That baby seems to be latching onto the sequins pretty well - maybe there's some rock-climbing in the future there.

Posted by: Doug at December 26, 2007 12:26 PM


Laura,

I would really like to see the source of your claim. The reason that I am skeptical about your numbers is that it was not until early 90's that some of the states began to collect the data on abortion.

Take for example New Jersey. 1991 was the first year that the NJ Department of health began to publish some numbers.

What I am saying we do not have enough data to compare 1990-2000 to the preceding decade.

Posted by: Vlad at December 26, 2007 12:35 PM


I will never get over the stupidity of EITHER side of this debate getting worked up over

FICTIONAL


MOVIES

Not all movies, probably not even half, are written with any intended message. They are written to be touching, amusing, entertaining, a 2 hour escape from reality, etc. If any of the characters in these movies had abortions, the movie would be 10 minutes long, and the actress would miss a prime piece of acting experience - a labor scene, complete with the OH SO REALISTIC giving birth of a 3 month old baby who is pink and wide-eyed.


As for using bazillionare celebrities as poster-women for "crisis pregnancies"? Come on now... thats beyond a stretch. Do you REALLY think Jamie Lynn Spears represents the average 16 year old girl in any way?

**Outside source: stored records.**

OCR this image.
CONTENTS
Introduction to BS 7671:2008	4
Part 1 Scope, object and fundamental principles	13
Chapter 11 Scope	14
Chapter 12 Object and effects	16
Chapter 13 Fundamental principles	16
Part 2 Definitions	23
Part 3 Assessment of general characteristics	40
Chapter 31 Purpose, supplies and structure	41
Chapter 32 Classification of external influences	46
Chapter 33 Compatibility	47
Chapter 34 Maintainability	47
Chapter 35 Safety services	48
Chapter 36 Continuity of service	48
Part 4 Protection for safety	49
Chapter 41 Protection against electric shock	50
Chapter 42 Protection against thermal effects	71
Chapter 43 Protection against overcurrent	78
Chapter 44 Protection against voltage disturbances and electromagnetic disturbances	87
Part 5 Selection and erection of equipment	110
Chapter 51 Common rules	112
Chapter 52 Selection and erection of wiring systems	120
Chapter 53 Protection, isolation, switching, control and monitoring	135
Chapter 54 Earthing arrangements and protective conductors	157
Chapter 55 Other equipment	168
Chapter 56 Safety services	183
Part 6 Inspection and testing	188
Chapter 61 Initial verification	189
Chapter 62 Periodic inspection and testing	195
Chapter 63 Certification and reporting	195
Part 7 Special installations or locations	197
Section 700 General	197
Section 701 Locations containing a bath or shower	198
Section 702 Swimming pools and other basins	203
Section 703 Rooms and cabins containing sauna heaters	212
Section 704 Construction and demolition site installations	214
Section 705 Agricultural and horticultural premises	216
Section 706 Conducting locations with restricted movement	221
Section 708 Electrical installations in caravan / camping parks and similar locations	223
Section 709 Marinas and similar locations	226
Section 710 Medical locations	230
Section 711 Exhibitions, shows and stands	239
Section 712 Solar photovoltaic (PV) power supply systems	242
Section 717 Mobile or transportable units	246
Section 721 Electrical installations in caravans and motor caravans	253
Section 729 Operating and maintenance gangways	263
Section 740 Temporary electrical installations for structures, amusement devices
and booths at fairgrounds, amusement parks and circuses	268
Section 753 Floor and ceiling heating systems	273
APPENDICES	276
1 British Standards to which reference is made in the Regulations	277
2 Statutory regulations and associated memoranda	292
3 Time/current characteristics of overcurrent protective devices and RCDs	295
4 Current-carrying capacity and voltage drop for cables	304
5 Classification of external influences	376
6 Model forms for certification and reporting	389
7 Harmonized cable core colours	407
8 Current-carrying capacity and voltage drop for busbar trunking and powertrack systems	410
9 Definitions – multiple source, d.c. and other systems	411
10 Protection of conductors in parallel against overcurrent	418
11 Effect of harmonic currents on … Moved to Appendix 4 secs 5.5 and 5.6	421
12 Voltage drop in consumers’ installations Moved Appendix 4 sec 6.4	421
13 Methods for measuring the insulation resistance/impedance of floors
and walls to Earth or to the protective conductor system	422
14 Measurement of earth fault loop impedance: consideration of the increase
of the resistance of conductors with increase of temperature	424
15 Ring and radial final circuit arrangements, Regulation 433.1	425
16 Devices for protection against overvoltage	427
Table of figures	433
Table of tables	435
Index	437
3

Posted by: Amanda at December 26, 2007 1:23 PM


Those "feminists" are not pro-choice, they are definately pro-abortion.

Complaining that abortion doesn't get more airtime? Just sick!

Posted by: prettyinpink at December 26, 2007 2:19 PM


Have to agree with Amanda over the people getting worked up over fictional movies.

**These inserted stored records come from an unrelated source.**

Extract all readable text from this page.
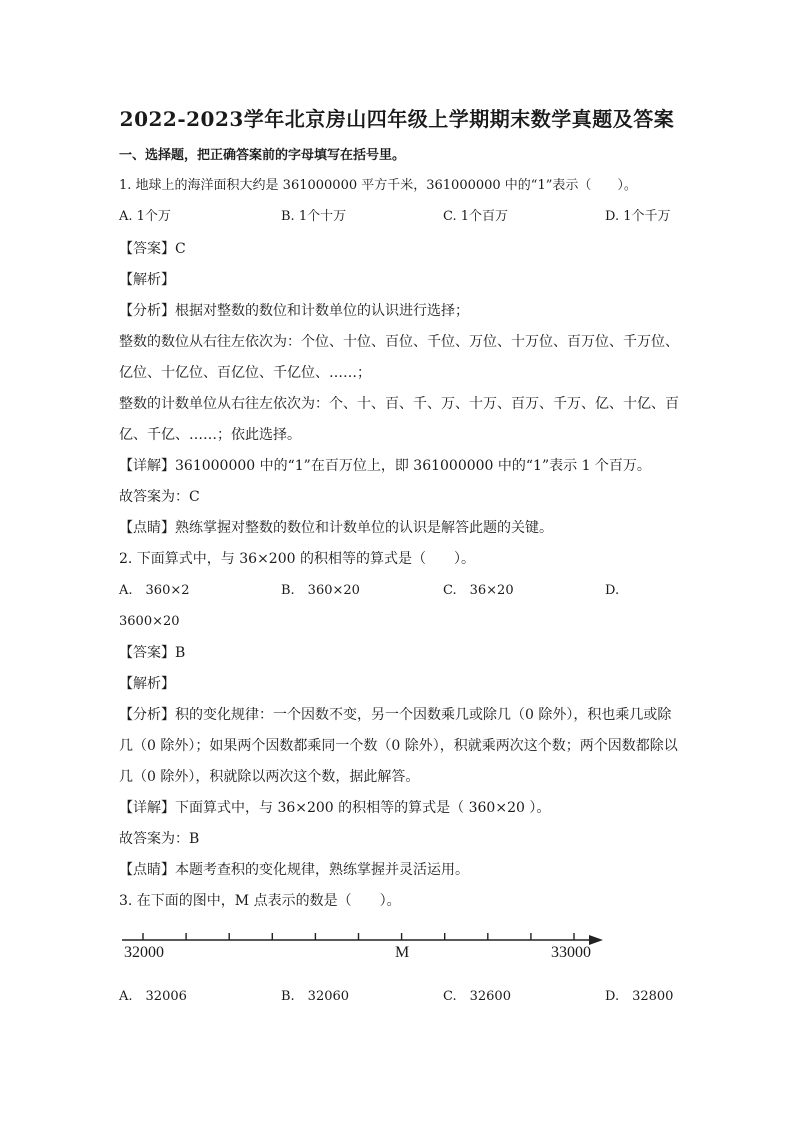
2022-2023学年北京房山四年级上学期期末数学真题及答案
一、选择题，把正确答案前的字母填写在括号里。
1. 地球上的海洋面积大约是 361000000 平方千米，361000000 中的“1”表示（　　）。
A. 1个万	B. 1个十万	C. 1个百万	D. 1个千万
【答案】C
【解析】
【分析】根据对整数的数位和计数单位的认识进行选择；
整数的数位从右往左依次为：个位、十位、百位、千位、万位、十万位、百万位、千万位、
亿位、十亿位、百亿位、千亿位、……；
整数的计数单位从右往左依次为：个、十、百、千、万、十万、百万、千万、亿、十亿、百
亿、千亿、……；依此选择。
【详解】361000000 中的“1”在百万位上，即 361000000 中的“1”表示 1 个百万。
故答案为：C
【点睛】熟练掌握对整数的数位和计数单位的认识是解答此题的关键。
2. 下面算式中，与 36×200 的积相等的算式是（　　）。
A.　360×2	B.　360×20	C.　36×20	D.
3600×20
【答案】B
【解析】
【分析】积的变化规律：一个因数不变，另一个因数乘几或除几（0 除外），积也乘几或除
几（0 除外）；如果两个因数都乘同一个数（0 除外），积就乘两次这个数；两个因数都除以
几（0 除外），积就除以两次这个数，据此解答。
【详解】下面算式中，与 36×200 的积相等的算式是（ 360×20 ）。
故答案为：B
【点睛】本题考查积的变化规律，熟练掌握并灵活运用。
3. 在下面的图中，M 点表示的数是（　　）。
32000	M	33000
A.　32006	B.　32060	C.　32600	D.　32800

More like complaining that abortion doesn't get equal airtime. Here read this and you might understand:

http://www.brightlightsfilm.com/29/abortion1.html

Posted by: LillyFoot at December 26, 2007 2:29 PM


Have to agree with Amanda over the people getting worked up over fictional movies.

More like complaining that abortion doesn't get equal airtime. Here read this and you might understand:

http://www.brightlightsfilm.com/29/abortion1.html

If Jamie Lynn Spears represents the 16 year old girls of today we have a serious problem and what is to blame? Abstinence only education, or the myth that marriage protects.

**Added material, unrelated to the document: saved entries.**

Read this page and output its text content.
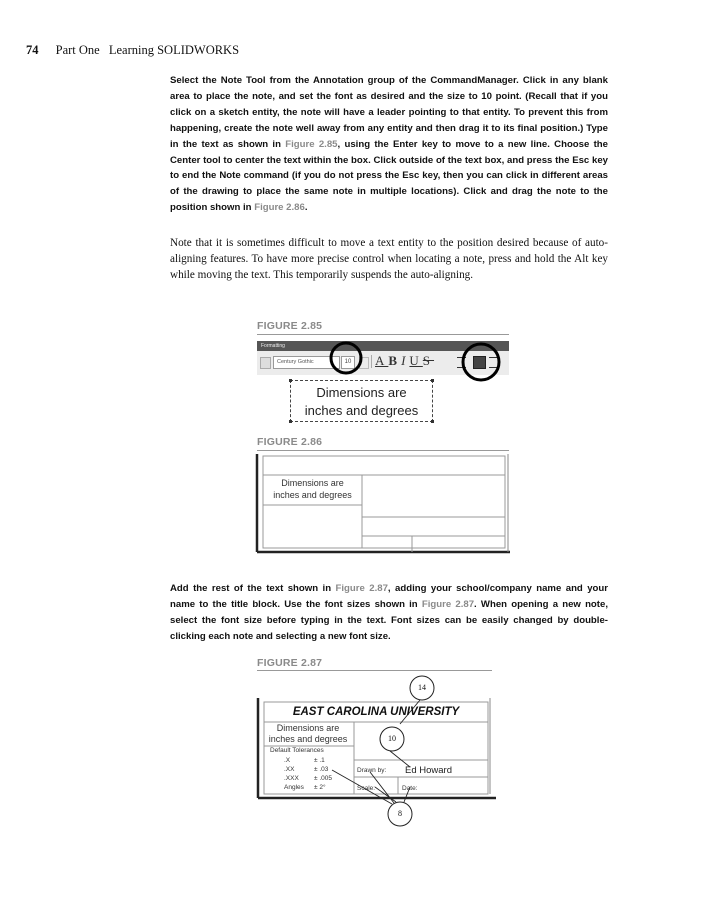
74 Part One Learning SOLIDWORKS
Select the Note Tool from the Annotation group of the CommandManager. Click in any blank area to place the note, and set the font as desired and the size to 10 point. (Recall that if you click on a sketch entity, the note will have a leader pointing to that entity. To prevent this from happening, create the note well away from any entity and then drag it to its final position.) Type in the text as shown in Figure 2.85, using the Enter key to move to a new line. Choose the Center tool to center the text within the box. Click outside of the text box, and press the Esc key to end the Note command (if you do not press the Esc key, then you can click in different areas of the drawing to place the same note in multiple locations). Click and drag the note to the position shown in Figure 2.86.
Note that it is sometimes difficult to move a text entity to the position desired because of auto-aligning features. To have more precise control when locating a note, press and hold the Alt key while moving the text. This temporarily suspends the auto-aligning.
FIGURE 2.85
Formatting
Century Gothic	10 ABIUS
Dimensions are
inches and degrees
FIGURE 2.86
Dimensions are
inches and degrees
Add the rest of the text shown in Figure 2.87, adding your school/company name and your name to the title block. Use the font sizes shown in Figure 2.87. When opening a new note, select the font size before typing in the text. Font sizes can be easily changed by double-clicking each note and selecting a new font size.
FIGURE 2.87
14
10
8
EAST CAROLINA UNIVERSITY
Dimensions are
inches and degrees
Default Tolerances
.X	± .1
.XX	± .03
.XXX ± .005
Angles ± 2°
Drawn by: Ed Howard
Scale:	Date:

Posted by: LillyFoot at December 26, 2007 2:30 PM


LillyFoot queried:
If Jamie Lynn Spears represents the 16 year old girls of today we have a serious problem and what is to blame? Abstinence only education, or the myth that marriage protects.

Quick, by show of hands: Who really believes that any member of the Spears family represents an average person?

Anyone? Anyone at all? No? I didn't think so.

That was so much fun, let's try another poll: Who really believes that the Spears girls were raised to value abstinence?

...

It seems to me that these arguments are strawmen.

Anyway, I'm not "worked up" about Hollywood's peculiar prohibition of abortion in their screenplays. Honestly, I don't get very "worked up" about much of anything that Hollywood does. They're the most isolated, irrelevant, out-of-touch group of people since the Sun King's court in pre-revolution France. Phooey on them all.

I do think that it's interesting that some of the most pro-choice people in America don't manage to give us more positive abortion portrayals in movies and TV. It's interesting to me because I think it reveals something deep about abortion. Not even the most ardent pro-choice cheerleaders in the country can manage to make abortion into a happy ending.

Even if you believe abortion should remain legal, it's still a bad thing.

So that leads to the next question: Why is abortion a bad thing? If abortion is truly nothing more than the removal of some meaningless tissue, then what's wrong with it? Other medical procedures can bring a happy ending ... why not abortion?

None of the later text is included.